At these levels of spending the actual cost is heavily negotiated and is usually far below the advertised on-demand pricing.

Considering I could negotiate A100 for under a dollar/hr - 8 months ago, when they were in high demand, I wouldn't be surprised if the cost was close to 100k for this training run.


Nobody in their right mind is using GCE for training. Take a look at real prices: https://vast.ai/


I got the impression that kind of thing (buying time on GPUs hosted in people's homes) isn't useful for training large models, because model training requires extremely high bandwidth connections between the GPUs such that you effectively need them in the same rack.


I suspect most A100s on vast.ai are actually in a datacenter, and might even be on other public clouds, such as AWS. I don't see why either vast.ai or AWS care if this was the case.


Is there at good resource that describes the impact of bandwidth and latency between GPUs?

I assume that it's completely impractical to train on distributed systems?


Anyone training this size of model is almost certainly using AWS/GCE.

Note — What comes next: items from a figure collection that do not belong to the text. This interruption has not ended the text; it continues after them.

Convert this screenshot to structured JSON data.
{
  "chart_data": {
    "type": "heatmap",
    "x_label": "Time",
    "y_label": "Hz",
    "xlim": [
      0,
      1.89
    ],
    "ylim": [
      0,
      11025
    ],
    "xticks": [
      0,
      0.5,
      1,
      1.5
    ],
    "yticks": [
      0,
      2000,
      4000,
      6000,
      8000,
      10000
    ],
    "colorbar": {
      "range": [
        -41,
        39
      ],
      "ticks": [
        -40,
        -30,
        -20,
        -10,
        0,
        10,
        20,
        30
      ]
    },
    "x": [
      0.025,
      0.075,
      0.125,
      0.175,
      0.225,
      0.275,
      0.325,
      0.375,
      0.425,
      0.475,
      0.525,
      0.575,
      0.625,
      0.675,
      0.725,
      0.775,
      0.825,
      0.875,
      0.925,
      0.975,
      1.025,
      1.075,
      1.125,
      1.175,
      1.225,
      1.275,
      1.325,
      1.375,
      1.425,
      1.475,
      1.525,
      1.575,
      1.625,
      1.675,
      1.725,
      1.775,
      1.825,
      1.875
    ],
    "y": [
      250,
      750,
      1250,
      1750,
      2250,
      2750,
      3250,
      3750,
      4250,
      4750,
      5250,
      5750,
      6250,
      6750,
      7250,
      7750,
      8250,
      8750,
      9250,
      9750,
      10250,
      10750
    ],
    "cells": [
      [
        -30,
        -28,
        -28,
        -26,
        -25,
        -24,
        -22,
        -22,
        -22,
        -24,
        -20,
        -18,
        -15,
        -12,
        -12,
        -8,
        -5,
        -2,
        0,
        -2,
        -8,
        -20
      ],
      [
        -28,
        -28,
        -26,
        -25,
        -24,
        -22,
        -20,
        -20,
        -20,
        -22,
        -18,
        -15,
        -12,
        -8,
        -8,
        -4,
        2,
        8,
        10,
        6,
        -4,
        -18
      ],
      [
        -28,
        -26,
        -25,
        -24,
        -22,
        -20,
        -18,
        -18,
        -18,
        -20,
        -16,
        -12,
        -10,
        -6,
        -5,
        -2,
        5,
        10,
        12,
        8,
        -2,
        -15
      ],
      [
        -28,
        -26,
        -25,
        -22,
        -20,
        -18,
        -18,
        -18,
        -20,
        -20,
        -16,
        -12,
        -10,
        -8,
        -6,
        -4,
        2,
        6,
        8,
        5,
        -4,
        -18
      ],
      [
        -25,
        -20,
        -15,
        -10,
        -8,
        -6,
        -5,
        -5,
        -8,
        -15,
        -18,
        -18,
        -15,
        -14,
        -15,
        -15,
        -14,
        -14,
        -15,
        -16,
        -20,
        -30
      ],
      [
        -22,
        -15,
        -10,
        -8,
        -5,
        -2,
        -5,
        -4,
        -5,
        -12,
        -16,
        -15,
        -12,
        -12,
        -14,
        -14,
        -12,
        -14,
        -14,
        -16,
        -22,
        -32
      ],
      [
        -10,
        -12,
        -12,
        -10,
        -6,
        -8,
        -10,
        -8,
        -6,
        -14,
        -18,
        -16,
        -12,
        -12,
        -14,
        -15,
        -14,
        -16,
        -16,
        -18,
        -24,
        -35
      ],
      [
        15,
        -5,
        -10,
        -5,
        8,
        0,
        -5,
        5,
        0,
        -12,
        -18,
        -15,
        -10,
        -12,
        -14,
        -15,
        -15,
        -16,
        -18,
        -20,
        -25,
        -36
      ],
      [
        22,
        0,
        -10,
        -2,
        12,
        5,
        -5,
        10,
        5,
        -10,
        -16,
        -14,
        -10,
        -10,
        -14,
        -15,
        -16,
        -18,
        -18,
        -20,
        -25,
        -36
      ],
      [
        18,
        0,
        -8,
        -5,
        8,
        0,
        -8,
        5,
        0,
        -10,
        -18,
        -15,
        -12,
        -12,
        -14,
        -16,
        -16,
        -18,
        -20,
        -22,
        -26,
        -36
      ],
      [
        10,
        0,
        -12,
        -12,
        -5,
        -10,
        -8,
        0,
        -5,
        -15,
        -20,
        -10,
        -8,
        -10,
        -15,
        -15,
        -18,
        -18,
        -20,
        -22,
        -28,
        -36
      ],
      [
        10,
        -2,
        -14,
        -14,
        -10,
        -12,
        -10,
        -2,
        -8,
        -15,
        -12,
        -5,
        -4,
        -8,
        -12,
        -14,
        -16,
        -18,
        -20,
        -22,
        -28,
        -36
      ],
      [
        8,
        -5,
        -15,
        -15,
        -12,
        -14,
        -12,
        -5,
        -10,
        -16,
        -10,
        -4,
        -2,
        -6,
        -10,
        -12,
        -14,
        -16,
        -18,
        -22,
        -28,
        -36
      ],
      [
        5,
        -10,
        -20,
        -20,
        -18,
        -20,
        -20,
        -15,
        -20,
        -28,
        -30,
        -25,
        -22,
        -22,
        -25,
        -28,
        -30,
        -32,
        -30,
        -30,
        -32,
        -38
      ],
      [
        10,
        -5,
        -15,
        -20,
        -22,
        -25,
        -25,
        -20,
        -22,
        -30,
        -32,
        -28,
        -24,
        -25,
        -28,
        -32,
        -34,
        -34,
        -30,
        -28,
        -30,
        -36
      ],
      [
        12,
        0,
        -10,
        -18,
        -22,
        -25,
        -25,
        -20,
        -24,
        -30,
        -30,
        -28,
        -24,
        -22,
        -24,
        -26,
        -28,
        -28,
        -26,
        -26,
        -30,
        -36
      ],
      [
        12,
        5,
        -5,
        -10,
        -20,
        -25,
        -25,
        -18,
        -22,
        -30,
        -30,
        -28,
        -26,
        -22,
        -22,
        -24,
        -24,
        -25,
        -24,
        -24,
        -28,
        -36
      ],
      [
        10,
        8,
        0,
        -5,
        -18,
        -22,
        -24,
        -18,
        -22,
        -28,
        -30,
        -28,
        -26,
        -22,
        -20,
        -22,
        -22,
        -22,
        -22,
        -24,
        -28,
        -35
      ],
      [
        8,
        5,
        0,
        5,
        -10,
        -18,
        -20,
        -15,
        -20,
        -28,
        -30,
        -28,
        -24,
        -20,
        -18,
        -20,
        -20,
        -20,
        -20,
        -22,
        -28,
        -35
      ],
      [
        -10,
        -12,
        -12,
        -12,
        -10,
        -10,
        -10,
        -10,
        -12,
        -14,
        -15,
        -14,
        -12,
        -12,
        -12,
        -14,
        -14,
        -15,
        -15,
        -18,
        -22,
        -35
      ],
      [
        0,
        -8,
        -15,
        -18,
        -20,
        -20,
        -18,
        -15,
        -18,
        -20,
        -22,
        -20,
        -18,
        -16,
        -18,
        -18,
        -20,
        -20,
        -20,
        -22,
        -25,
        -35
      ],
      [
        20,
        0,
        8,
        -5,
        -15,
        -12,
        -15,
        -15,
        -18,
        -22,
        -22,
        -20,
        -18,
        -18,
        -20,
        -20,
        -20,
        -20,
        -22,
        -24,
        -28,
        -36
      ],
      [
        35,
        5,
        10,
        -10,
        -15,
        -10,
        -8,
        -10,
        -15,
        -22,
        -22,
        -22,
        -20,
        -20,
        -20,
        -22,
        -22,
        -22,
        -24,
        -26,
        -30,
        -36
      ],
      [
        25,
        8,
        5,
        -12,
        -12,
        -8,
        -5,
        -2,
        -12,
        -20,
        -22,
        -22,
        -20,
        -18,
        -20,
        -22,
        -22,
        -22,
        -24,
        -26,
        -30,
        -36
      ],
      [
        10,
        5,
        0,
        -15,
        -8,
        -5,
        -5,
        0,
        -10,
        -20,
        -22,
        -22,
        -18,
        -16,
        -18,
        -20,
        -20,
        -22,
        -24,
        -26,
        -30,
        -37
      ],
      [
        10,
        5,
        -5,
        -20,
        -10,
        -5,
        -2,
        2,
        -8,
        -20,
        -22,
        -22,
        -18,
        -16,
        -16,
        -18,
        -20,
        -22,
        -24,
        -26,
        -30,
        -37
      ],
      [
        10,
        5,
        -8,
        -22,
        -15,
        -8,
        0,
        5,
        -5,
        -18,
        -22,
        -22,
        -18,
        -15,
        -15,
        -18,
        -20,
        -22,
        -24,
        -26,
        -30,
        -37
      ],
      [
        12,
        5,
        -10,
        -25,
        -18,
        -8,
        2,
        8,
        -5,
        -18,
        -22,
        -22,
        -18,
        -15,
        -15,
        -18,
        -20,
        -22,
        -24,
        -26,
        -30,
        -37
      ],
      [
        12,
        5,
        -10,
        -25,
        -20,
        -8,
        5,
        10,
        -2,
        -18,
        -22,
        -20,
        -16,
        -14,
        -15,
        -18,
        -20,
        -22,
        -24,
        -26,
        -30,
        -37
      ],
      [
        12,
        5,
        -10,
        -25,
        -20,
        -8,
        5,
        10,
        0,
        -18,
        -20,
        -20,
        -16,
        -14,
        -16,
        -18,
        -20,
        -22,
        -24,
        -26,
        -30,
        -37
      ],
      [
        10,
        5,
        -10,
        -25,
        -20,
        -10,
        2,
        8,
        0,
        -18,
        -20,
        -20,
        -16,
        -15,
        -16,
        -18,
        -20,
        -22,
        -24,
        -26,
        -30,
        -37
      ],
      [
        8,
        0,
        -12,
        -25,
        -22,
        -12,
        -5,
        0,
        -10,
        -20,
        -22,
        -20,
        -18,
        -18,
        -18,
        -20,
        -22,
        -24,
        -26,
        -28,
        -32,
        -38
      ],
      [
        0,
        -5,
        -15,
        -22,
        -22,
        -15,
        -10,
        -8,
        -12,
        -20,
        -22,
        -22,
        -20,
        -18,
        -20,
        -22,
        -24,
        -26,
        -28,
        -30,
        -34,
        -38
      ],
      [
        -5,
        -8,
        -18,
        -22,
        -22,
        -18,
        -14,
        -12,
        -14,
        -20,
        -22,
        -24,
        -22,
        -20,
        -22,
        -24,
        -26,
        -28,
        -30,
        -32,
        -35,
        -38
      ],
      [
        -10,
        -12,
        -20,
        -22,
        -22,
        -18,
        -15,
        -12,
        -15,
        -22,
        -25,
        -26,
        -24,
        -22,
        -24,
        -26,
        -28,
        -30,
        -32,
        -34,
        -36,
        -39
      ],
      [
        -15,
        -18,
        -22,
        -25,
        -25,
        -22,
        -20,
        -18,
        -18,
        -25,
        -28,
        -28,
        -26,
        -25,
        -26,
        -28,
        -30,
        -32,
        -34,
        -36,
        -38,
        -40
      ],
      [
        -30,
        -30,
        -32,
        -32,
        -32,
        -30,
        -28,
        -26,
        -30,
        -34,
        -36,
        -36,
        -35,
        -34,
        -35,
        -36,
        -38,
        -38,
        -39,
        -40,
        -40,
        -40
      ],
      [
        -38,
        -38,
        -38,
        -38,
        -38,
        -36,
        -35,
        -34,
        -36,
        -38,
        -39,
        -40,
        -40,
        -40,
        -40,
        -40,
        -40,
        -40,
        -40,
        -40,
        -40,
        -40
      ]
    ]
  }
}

The GPU marketplaces are nice for people who need smaller/single GPU setups, don't have huge reliability or SLA concerns, and where data privacy risks aren't an issue.


Well, or Azure.


Ha yes of course. But actually has anyone been able to get instances on Azure? Thought OpenAI had them all reserved.


Aren't they explicitly using TPUs in their training? Vast AI are only offering GPUs.


These nodes typically have slow downstream, and thus are hard to use when training requires pulling a huge dataset.


Only 19 GPUs with 30+G of VRAM in the entire North America.

I might be misreading it. It might be just 12 GPUs.



They haven't trained a 1 trillion token model yet. They have only done 200bn so far


Google is generous for giving TPU for free for research, so likely it is using this. The more representative number is one from meta which required 87k A100 hours, which is close to $100-200k for 7B model training.